JobKeeper provided yet another opportunity for the Morrison Government to provide even more special funding for private schools. It is icing on the cake of a huge funding boost for private schools through a highly flawed method of determining their financial need and by special funding deals not based on need such as the $1.2 billion Choice and Accountability Fund..
WA private schools have been showered with funds by the Commonwealth and WA governments over the past decade while funding for public schools was massively cut. Government (Commonwealth and state) funding, adjusted for inflation, for Independent private schools increased by $2,198 per student and for Catholic schools by $1,506 per student between 2009 and 2019. In contrast, funding for public schools was cut by $1,527 per student.

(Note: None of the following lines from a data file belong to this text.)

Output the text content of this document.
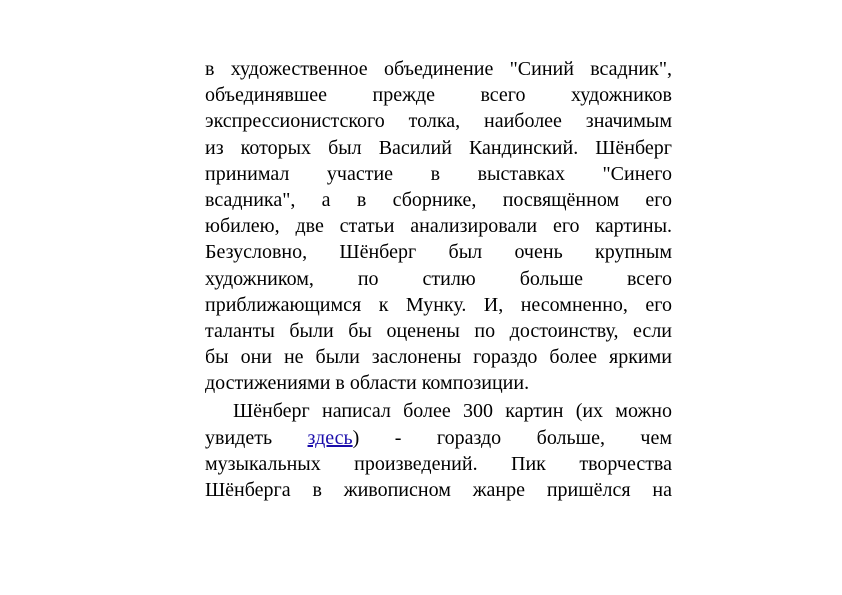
в художественное объединение "Синий всадник",
объединявшее прежде всего художников
экспрессионистского толка, наиболее значимым
из которых был Василий Кандинский. Шёнберг
принимал участие в выставках "Синего
всадника", а в сборнике, посвящённом его
юбилею, две статьи анализировали его картины.
Безусловно, Шёнберг был очень крупным
художником, по стилю больше всего
приближающимся к Мунку. И, несомненно, его
таланты были бы оценены по достоинству, если
бы они не были заслонены гораздо более яркими
достижениями в области композиции.
Шёнберг написал более 300 картин (их можно
увидеть здесь) - гораздо больше, чем
музыкальных произведений. Пик творчества
Шёнберга в живописном жанре пришёлся на
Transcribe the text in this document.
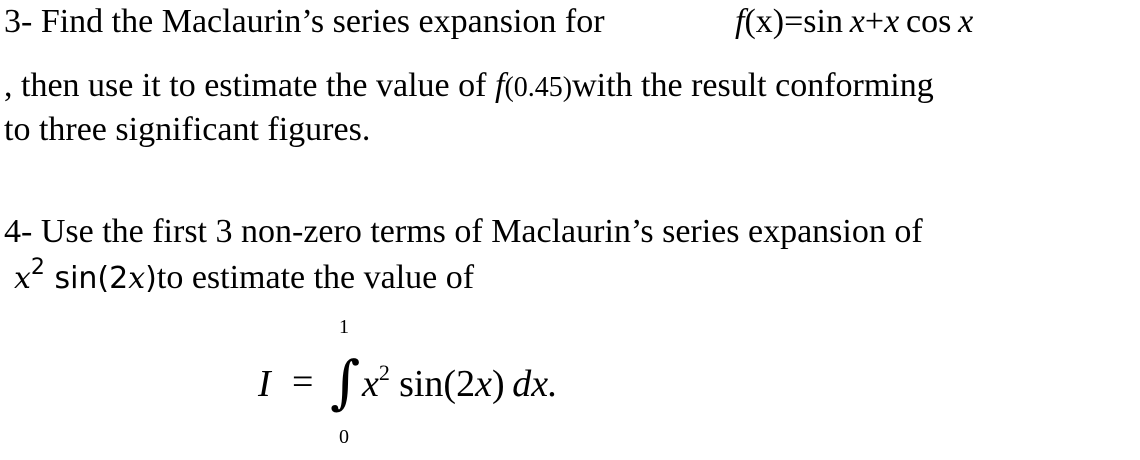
3- Find the Maclaurin’s series expansion for	f(x)=sin  x+x  cos  x
, then use it to estimate the value of f(0.45)with the result conforming
to three significant figures.
4- Use the first 3 non-zero terms of Maclaurin’s series expansion of
$x^2$ sin(2x)to estimate the value of
1
I = ∫ $x^2$  sin(2x)  dx.
0
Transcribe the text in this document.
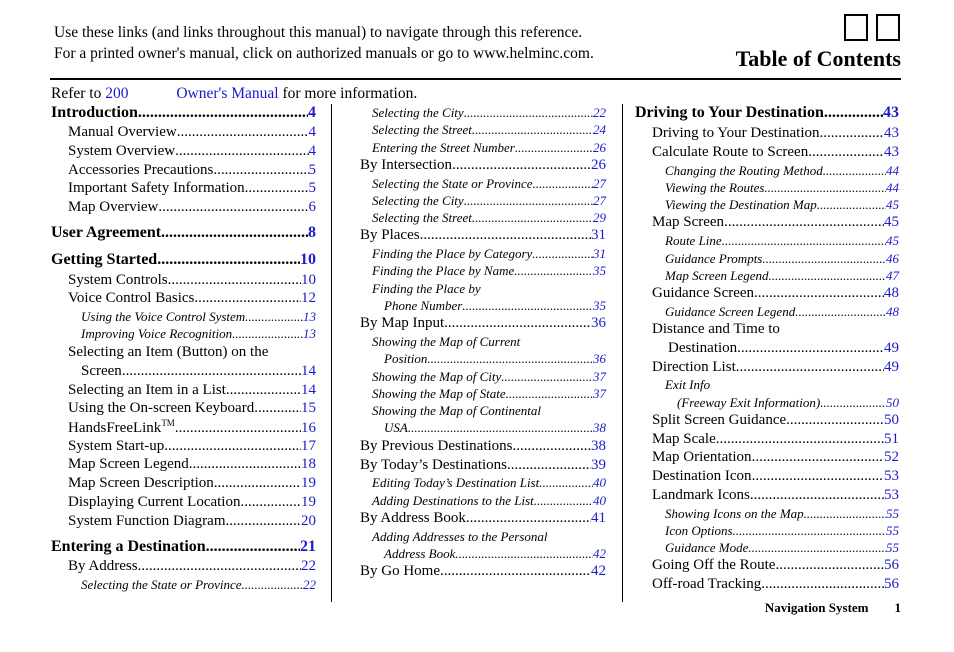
Use these links (and links throughout this manual) to navigate through this reference.
For a printed owner's manual, click on authorized manuals or go to www.helminc.com.	Table of Contents
Refer to 200	Owner's Manual for more information.
Introduction .....	4
Manual Overview .....	4
System Overview .....	4
Accessories Precautions .....	5
Important Safety Information .....	5
Map Overview .....	6
User Agreement .....	8
Getting Started .....	10
System Controls .....	10
Voice Control Basics .....	12
Using the Voice Control System .....	13
Improving Voice Recognition .....	13
Selecting an Item (Button) on the
Screen .....	14
Selecting an Item in a List .....	14
Using the On-screen Keyboard .....	15
HandsFreeLink™ .....	16
System Start-up .....	17
Map Screen Legend .....	18
Map Screen Description .....	19
Displaying Current Location .....	19
System Function Diagram .....	20
Entering a Destination .....	21
By Address .....	22
Selecting the State or Province .....	22
Selecting the City .....	22
Selecting the Street .....	24
Entering the Street Number .....	26
By Intersection .....	26
Selecting the State or Province .....	27
Selecting the City .....	27
Selecting the Street .....	29
By Places .....	31
Finding the Place by Category .....	31
Finding the Place by Name .....	35
Finding the Place by
Phone Number .....	35
By Map Input .....	36
Showing the Map of Current
Position .....	36
Showing the Map of City .....	37
Showing the Map of State .....	37
Showing the Map of Continental
USA .....	38
By Previous Destinations .....	38
By Today’s Destinations .....	39
Editing Today’s Destination List .....	40
Adding Destinations to the List .....	40
By Address Book .....	41
Adding Addresses to the Personal
Address Book .....	42
By Go Home .....	42
Driving to Your Destination .....	43
Driving to Your Destination .....	43
Calculate Route to Screen .....	43
Changing the Routing Method .....	44
Viewing the Routes .....	44
Viewing the Destination Map .....	45
Map Screen .....	45
Route Line .....	45
Guidance Prompts .....	46
Map Screen Legend .....	47
Guidance Screen .....	48
Guidance Screen Legend .....	48
Distance and Time to
Destination .....	49
Direction List .....	49
Exit Info
(Freeway Exit Information) .....	50
Split Screen Guidance .....	50
Map Scale .....	51
Map Orientation .....	52
Destination Icon .....	53
Landmark Icons .....	53
Showing Icons on the Map .....	55
Icon Options .....	55
Guidance Mode .....	55
Going Off the Route .....	56
Off-road Tracking .....	56
Navigation System 1
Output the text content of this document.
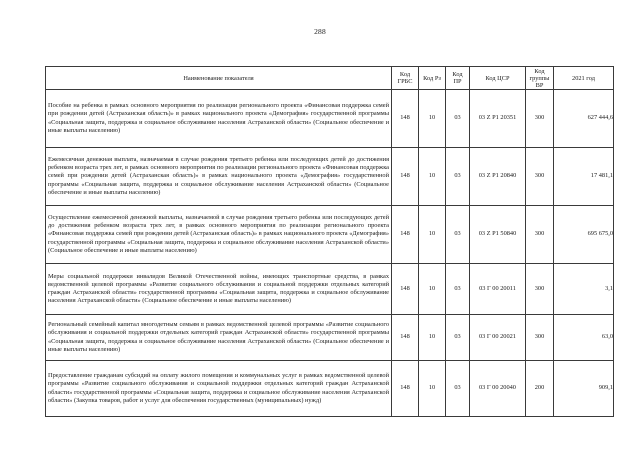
288
Наименование показателя	Код ГРБС	Код Рз	Код ПР	Код ЦСР	Код группы ВР	2021 год
Пособие на ребенка в рамках основного мероприятия по реализации регионального проекта «Финансовая поддержка семей при рождении детей (Астраханская область)» в рамках национального проекта «Демография» государственной программы «Социальная защита, поддержка и социальное обслуживание населения Астраханской области» (Социальное обеспечение и иные выплаты населению)	148	10	03	03 Z P1 20351	300	627 444,6
Ежемесячная денежная выплата, назначаемая в случае рождения третьего ребенка или последующих детей до достижения ребенком возраста трех лет, в рамках основного мероприятия по реализации регионального проекта «Финансовая поддержка семей при рождении детей (Астраханская область)» в рамках национального проекта «Демография» государственной программы «Социальная защита, поддержка и социальное обслуживание населения Астраханской области» (Социальное обеспечение и иные выплаты населению)	148	10	03	03 Z P1 20840	300	17 481,1
Осуществление ежемесячной денежной выплаты, назначаемой в случае рождения третьего ребенка или последующих детей до достижения ребенком возраста трех лет, в рамках основного мероприятия по реализации регионального проекта «Финансовая поддержка семей при рождении детей (Астраханская область)» в рамках национального проекта «Демография» государственной программы «Социальная защита, поддержка и социальное обслуживание населения Астраханской области» (Социальное обеспечение и иные выплаты населению)	148	10	03	03 Z P1 50840	300	695 675,0
Меры социальной поддержки инвалидов Великой Отечественной войны, имеющих транспортные средства, в рамках ведомственной целевой программы «Развитие социального обслуживания и социальной поддержки отдельных категорий граждан Астраханской области» государственной программы «Социальная защита, поддержка и социальное обслуживание населения Астраханской области» (Социальное обеспечение и иные выплаты населению)	148	10	03	03 Г 00 20011	300	3,1
Региональный семейный капитал многодетным семьям в рамках ведомственной целевой программы «Развитие социального обслуживания и социальной поддержки отдельных категорий граждан Астраханской области» государственной программы «Социальная защита, поддержка и социальное обслуживание населения Астраханской области» (Социальное обеспечение и иные выплаты населению)	148	10	03	03 Г 00 20021	300	63,0
Предоставление гражданам субсидий на оплату жилого помещения и коммунальных услуг в рамках ведомственной целевой программы «Развитие социального обслуживания и социальной поддержки отдельных категорий граждан Астраханской области» государственной программы «Социальная защита, поддержка и социальное обслуживание населения Астраханской области» (Закупка товаров, работ и услуг для обеспечения государственных (муниципальных) нужд)	148	10	03	03 Г 00 20040	200	909,1
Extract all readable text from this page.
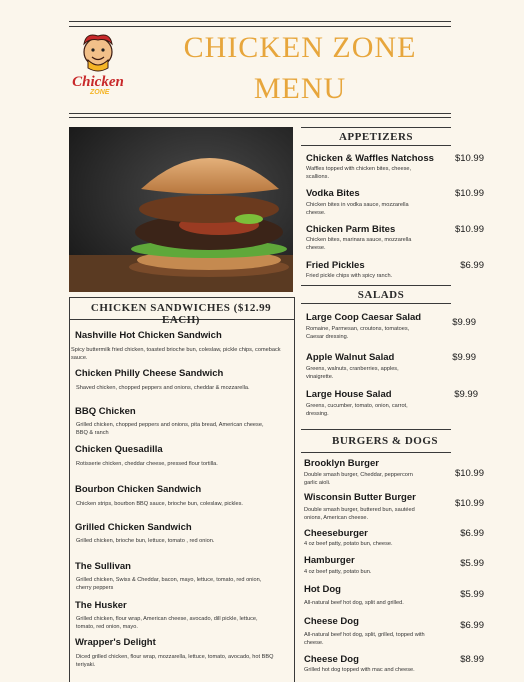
Chicken
ZONE
CHICKEN ZONE
MENU
CHICKEN SANDWICHES ($12.99 EACH)
Nashville Hot Chicken Sandwich
Spicy buttermilk fried chicken, toasted brioche bun, coleslaw, pickle chips, comeback sauce.
Chicken Philly Cheese Sandwich
Shaved chicken, chopped peppers and onions, cheddar & mozzarella.
BBQ Chicken
Grilled chicken, chopped peppers and onions, pita bread, American cheese, BBQ & ranch
Chicken Quesadilla
Rotisserie chicken, cheddar cheese, pressed flour tortilla.
Bourbon Chicken Sandwich
Chicken strips, bourbon BBQ sauce, brioche bun, coleslaw, pickles.
Grilled Chicken Sandwich
Grilled chicken, brioche bun, lettuce, tomato , red onion.
The Sullivan
Grilled chicken, Swiss & Cheddar, bacon, mayo, lettuce, tomato, red onion, cherry peppers
The Husker
Grilled chicken, flour wrap, American cheese, avocado, dill pickle, lettuce, tomato, red onion, mayo.
Wrapper's Delight
Diced grilled chicken, flour wrap, mozzarella, lettuce, tomato, avocado, hot BBQ teriyaki.
APPETIZERS
Chicken & Waffles Natchoss
Waffles topped with chicken bites, cheese, scallions.
$10.99
Vodka Bites
Chicken bites in vodka sauce, mozzarella cheese.
$10.99
Chicken Parm Bites
Chicken bites, marinara sauce, mozzarella cheese.
$10.99
Fried Pickles
Fried pickle chips with spicy ranch.
$6.99
SALADS
Large Coop Caesar Salad
Romaine, Parmesan, croutons, tomatoes, Caesar dressing.
$9.99
Apple Walnut Salad
Greens, walnuts, cranberries, apples, vinaigrette.
$9.99
Large House Salad
Greens, cucumber, tomato, onion, carrot, dressing.
$9.99
BURGERS & DOGS
Brooklyn Burger
Double smash burger, Cheddar, peppercorn garlic aioli.
$10.99
Wisconsin Butter Burger
Double smash burger, buttered bun, sautéed onions, American cheese.
$10.99
Cheeseburger
4 oz beef patty, potato bun, cheese.
$6.99
Hamburger
4 oz beef patty, potato bun.
$5.99
Hot Dog
All-natural beef hot dog, split and grilled.
$5.99
Cheese Dog
All-natural beef hot dog, split, grilled, topped with cheese.
$6.99
Cheese Dog
Grilled hot dog topped with mac and cheese.
$8.99
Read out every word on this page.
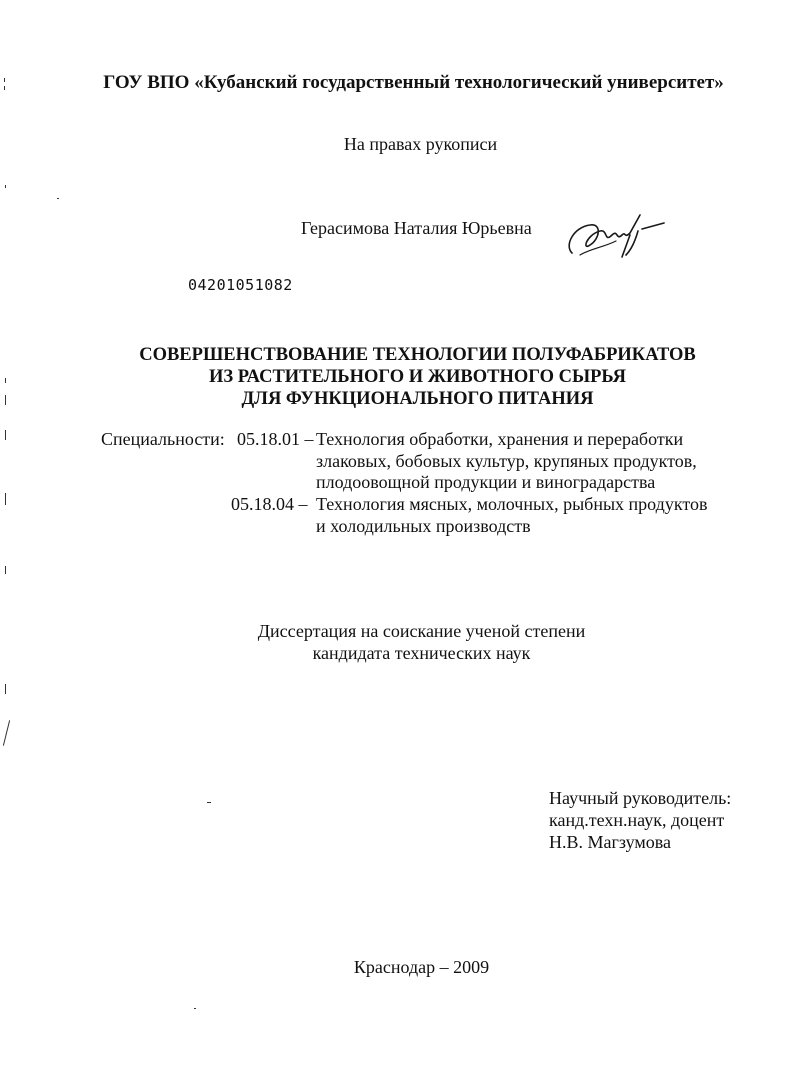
ГОУ ВПО «Кубанский государственный технологический университет»
На правах рукописи
Герасимова Наталия Юрьевна
04201051082
СОВЕРШЕНСТВОВАНИЕ ТЕХНОЛОГИИ ПОЛУФАБРИКАТОВ
ИЗ РАСТИТЕЛЬНОГО И ЖИВОТНОГО СЫРЬЯ
ДЛЯ ФУНКЦИОНАЛЬНОГО ПИТАНИЯ
Специальности: 05.18.01 – Технология обработки, хранения и переработки
злаковых, бобовых культур, крупяных продуктов,
плодоовощной продукции и виноградарства
05.18.04 – Технология мясных, молочных, рыбных продуктов
и холодильных производств
Диссертация на соискание ученой степени
кандидата технических наук
Научный руководитель:
канд.техн.наук, доцент
Н.В. Магзумова
Краснодар – 2009
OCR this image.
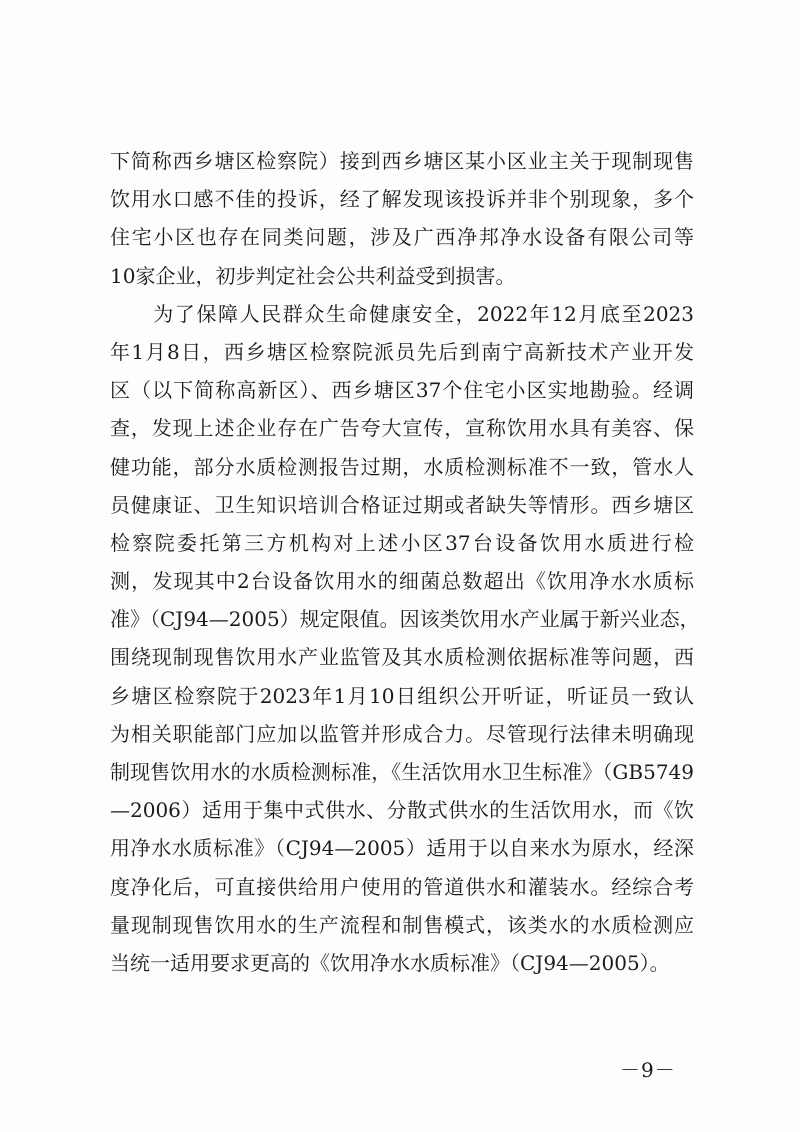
下简称西乡塘区检察院）接到西乡塘区某小区业主关于现制现售
饮用水口感不佳的投诉，经了解发现该投诉并非个别现象，多个
住宅小区也存在同类问题，涉及广西净邦净水设备有限公司等
10家企业，初步判定社会公共利益受到损害。
　　为了保障人民群众生命健康安全，2022年12月底至2023
年1月8日，西乡塘区检察院派员先后到南宁高新技术产业开发
区（以下简称高新区）、西乡塘区37个住宅小区实地勘验。经调
查，发现上述企业存在广告夸大宣传，宣称饮用水具有美容、保
健功能，部分水质检测报告过期，水质检测标准不一致，管水人
员健康证、卫生知识培训合格证过期或者缺失等情形。西乡塘区
检察院委托第三方机构对上述小区37台设备饮用水质进行检
测，发现其中2台设备饮用水的细菌总数超出《饮用净水水质标
准》（CJ94—2005）规定限值。因该类饮用水产业属于新兴业态，
围绕现制现售饮用水产业监管及其水质检测依据标准等问题，西
乡塘区检察院于2023年1月10日组织公开听证，听证员一致认
为相关职能部门应加以监管并形成合力。尽管现行法律未明确现
制现售饮用水的水质检测标准，《生活饮用水卫生标准》（GB5749
—2006）适用于集中式供水、分散式供水的生活饮用水，而《饮
用净水水质标准》（CJ94—2005）适用于以自来水为原水，经深
度净化后，可直接供给用户使用的管道供水和灌装水。经综合考
量现制现售饮用水的生产流程和制售模式，该类水的水质检测应
当统一适用要求更高的《饮用净水水质标准》（CJ94—2005）。
－9－
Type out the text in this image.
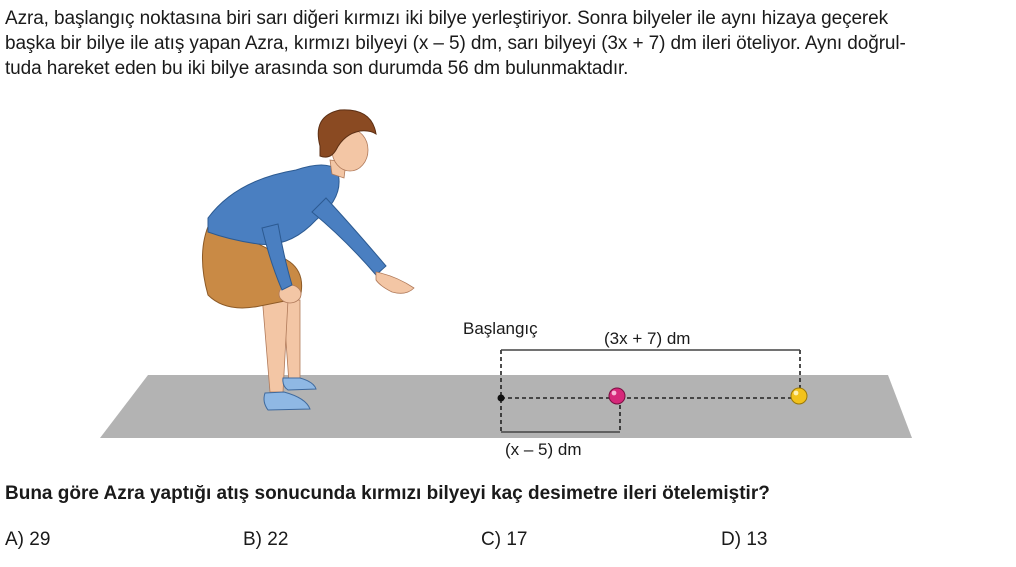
Azra, başlangıç noktasına biri sarı diğeri kırmızı iki bilye yerleştiriyor. Sonra bilyeler ile aynı hizaya geçerek
başka bir bilye ile atış yapan Azra, kırmızı bilyeyi (x – 5) dm, sarı bilyeyi (3x + 7) dm ileri öteliyor. Aynı doğrul-
tuda hareket eden bu iki bilye arasında son durumda 56 dm bulunmaktadır.
Başlangıç
(3x + 7) dm
(x – 5) dm
Buna göre Azra yaptığı atış sonucunda kırmızı bilyeyi kaç desimetre ileri ötelemiştir?
A) 29	B) 22	C) 17	D) 13
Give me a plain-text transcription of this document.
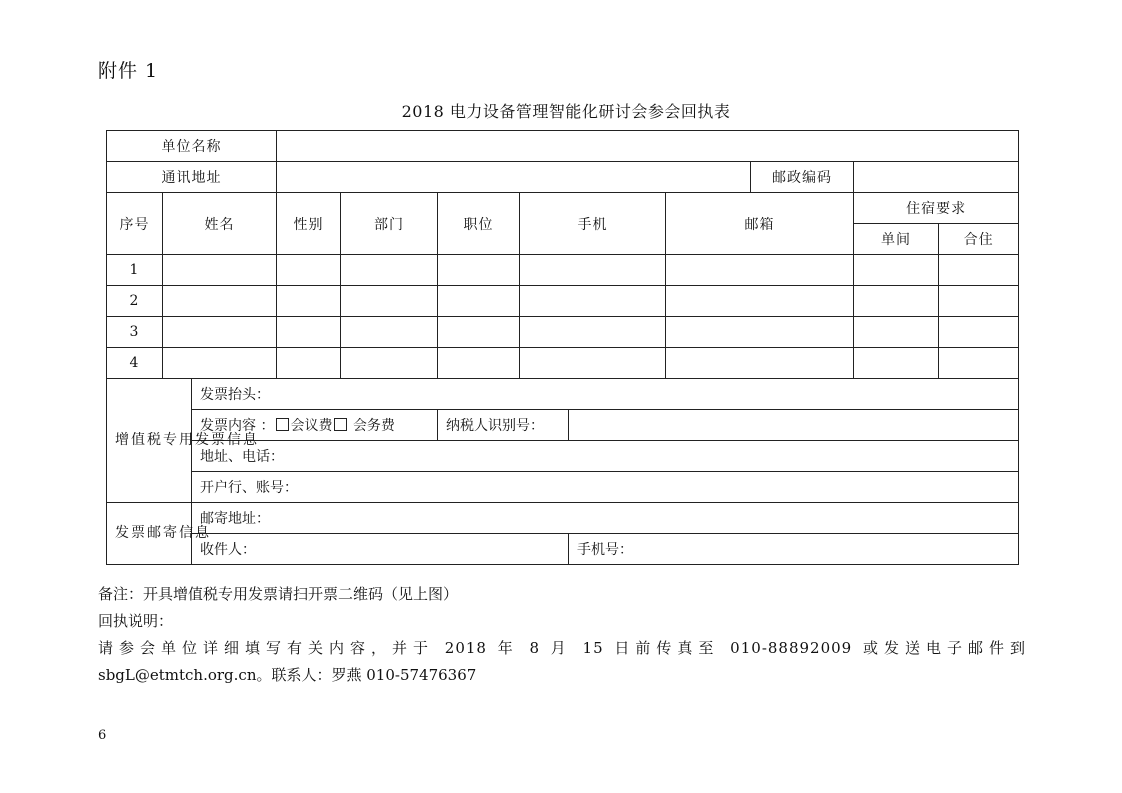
附件 1
2018 电力设备管理智能化研讨会参会回执表
单位名称											
通讯地址									邮政编码		
序号	姓名		性别	部门	职位	手机		邮箱		住宿要求	
										单间	合住
1											
2											
3											
4											
增值税专用发票信息		发票抬头：									
		发票内容 ： 会议费 会务费			纳税人识别号：						
		地址、电话：									
		开户行、账号：									
发票邮寄信息		邮寄地址：									
		收件人：					手机号：				
备注：开具增值税专用发票请扫开票二维码（见上图）
回执说明：
请参会单位详细填写有关内容，并于 2018 年 8 月 15 日前传真至 010-88892009 或发送电子邮件到
sbgL@etmtch.org.cn。联系人：罗燕 010-57476367
6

As a result, the total resources of WA private schools far exceed those of public schools. The total income of Independent schools was $22,613 per student in 2019 and that of Catholic schools was $17,638 compared to $16,031 in public schools.
The Catholic Archbishop of Sydney, Anthony Fisher, has conceded that Catholic schools have “never had it so good” in terms of funding. The same can be said of Independent private schools in Perth.
Wealthy private schools seized on JobKeeper with the connivance of the Commonwealth Government to extend their huge resource advantage. For example, JobKeeper provided Hale School in Wembley Downs with an additional $4,700 per student to add to its income of over $35,000 per student while Scotch College got an additional $5,114 per student from JobKeeper to add to its income of $34,000 per student. PLC got an additional $5,202 per student to add to its income of $33,000 per student. In contrast, nearby Churchlands High School has an income of about $13,000 per student.
The resource advantage of private schools is set to continue for the rest of the decade under the terms of the Commonwealth-State bilateral funding agreements. WA private schools were funded at 103 per cent of their Schooling Resource Standard (SRS) in 2021 while public schools were funded at 89 per cent of their SRS. Private schools will be funded at 106 per cent of their SRS by 2029 while public schools will be funded at only 91 per cent of their SRS. As a result, public schools will remain massively under-funded while private schools continue to be over-funded.
JobKeeper for wealthy private schools has compounded the vast inequality in school funding in Australia. Their ruthless pursuit of greed must be ended by thorough-going reform of school funding to ensure it is solely based on need.